Adapting the Laboratory working for accessibility in Euskal Herria.

Researcher Asakawa de Chie arrives in the Basque Country with the excuse that the EGOKITZEN Laboratory turns 30. The Egokitu Laboratory, with a long history in researching the interaction between men and computers for special needs, has brought a great speaker for the celebration.

The anniversary has been used to check the evolution of the accessibility study and remember the work done by the laboratory. The laboratory is located in the Faculty of Informatics of the University of the Basque Country, in Donostia. Retrospectively, Julio Abascal, director of the Laboratory, recalls his birth: “In 1985 we worked in the hardware area with microprocessors, but we didn’t see our future only among computers. That year we were called from Aspace and asked if it was possible to create an electronic communicator for a girl who could not speak. We immersed ourselves in that work and realized it was what we wanted to do.”

These first works were almost handmade. On the one hand, because the particular case of each person needed a different treatment and on the other, because he had not yet developed a methodology for designing special interfaces. “This type of work was not sustainable. Each case required a lot of time and technological advances quickly rendered our designs obsolete. That is why we diminish specific designs and enter the path of Universal Accessibility.” Universal Accessibility or “Design for All” aims to make common technology accessible to all.

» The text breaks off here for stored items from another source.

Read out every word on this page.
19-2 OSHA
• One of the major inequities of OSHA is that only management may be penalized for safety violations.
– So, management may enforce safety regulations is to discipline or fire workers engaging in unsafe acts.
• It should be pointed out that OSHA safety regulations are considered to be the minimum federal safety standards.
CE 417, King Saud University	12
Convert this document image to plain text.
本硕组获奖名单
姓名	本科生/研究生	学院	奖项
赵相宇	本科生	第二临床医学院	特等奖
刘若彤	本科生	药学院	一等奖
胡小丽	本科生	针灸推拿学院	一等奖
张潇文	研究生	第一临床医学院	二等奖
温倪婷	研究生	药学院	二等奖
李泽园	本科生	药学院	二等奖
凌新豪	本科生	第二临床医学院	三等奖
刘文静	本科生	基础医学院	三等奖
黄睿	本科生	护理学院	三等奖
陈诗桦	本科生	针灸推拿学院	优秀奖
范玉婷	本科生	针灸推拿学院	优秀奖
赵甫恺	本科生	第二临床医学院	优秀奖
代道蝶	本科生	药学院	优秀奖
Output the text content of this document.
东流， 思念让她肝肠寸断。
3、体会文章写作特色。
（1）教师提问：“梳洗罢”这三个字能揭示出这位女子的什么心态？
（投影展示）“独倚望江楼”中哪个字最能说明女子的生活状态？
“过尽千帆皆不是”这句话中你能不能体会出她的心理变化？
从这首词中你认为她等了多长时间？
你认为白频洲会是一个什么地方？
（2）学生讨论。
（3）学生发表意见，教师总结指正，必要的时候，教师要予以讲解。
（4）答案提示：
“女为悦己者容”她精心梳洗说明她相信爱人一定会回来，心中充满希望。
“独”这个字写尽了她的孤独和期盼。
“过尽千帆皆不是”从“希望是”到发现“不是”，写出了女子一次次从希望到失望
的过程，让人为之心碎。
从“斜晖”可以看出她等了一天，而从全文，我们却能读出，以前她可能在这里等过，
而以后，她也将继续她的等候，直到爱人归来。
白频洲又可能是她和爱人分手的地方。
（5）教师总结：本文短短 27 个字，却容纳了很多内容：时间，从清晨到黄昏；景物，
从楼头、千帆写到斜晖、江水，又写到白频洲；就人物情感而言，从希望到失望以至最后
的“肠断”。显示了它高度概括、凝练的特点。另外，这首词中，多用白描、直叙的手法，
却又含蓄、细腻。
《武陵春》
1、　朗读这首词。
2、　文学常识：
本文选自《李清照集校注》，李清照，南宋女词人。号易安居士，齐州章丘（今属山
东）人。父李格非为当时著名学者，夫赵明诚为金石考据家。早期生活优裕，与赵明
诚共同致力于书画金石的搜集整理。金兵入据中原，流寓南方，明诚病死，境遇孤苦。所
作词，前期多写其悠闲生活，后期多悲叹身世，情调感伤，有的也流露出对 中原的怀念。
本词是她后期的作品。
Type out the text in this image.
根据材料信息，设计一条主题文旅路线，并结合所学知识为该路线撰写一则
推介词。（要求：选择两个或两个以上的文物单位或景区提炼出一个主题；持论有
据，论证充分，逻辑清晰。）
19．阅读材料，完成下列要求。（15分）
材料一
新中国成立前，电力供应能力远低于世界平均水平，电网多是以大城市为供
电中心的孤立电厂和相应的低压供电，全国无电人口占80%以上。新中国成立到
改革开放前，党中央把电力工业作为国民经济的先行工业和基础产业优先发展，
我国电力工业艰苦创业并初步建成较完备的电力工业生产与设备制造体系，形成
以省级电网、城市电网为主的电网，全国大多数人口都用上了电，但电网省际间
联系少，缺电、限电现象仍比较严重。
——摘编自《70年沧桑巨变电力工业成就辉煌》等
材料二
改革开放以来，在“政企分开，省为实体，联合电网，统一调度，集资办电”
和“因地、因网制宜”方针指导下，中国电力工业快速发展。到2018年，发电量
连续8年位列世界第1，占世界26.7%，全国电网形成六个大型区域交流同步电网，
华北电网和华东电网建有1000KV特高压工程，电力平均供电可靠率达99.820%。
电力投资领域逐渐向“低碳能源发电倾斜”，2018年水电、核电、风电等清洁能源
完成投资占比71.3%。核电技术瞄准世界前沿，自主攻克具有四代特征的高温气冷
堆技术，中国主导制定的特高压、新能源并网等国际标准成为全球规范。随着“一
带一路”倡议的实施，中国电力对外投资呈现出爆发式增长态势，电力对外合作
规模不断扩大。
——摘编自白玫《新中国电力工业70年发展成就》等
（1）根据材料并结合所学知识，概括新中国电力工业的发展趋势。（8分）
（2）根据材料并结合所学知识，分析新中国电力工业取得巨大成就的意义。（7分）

Currently, it uses transcoding techniques to make accessible websites inaccessible and works on the eGovernability project, in collaboration with European administrations and universities, with the aim of making electronic management more useful and accessible.

But in the accessibility study not everything is pink. Julio Abascal himself states: “In this field many unviable promises are made. And a sum of money is spent on some technologies without future, for the benefit of research groups and companies, but to the detriment of users. It will be very important to deepen the ethics of research and development.”

Asked about his future goal, Abascal states: “That all digital technologies that are designed be accessible to all, that is, all tools and programs, and their services. Moreover, we hope that in the future design methodologies and tools will avoid inaccessible designs. To achieve this, it is necessary to incorporate social awareness and inclusion laws into technological advances.”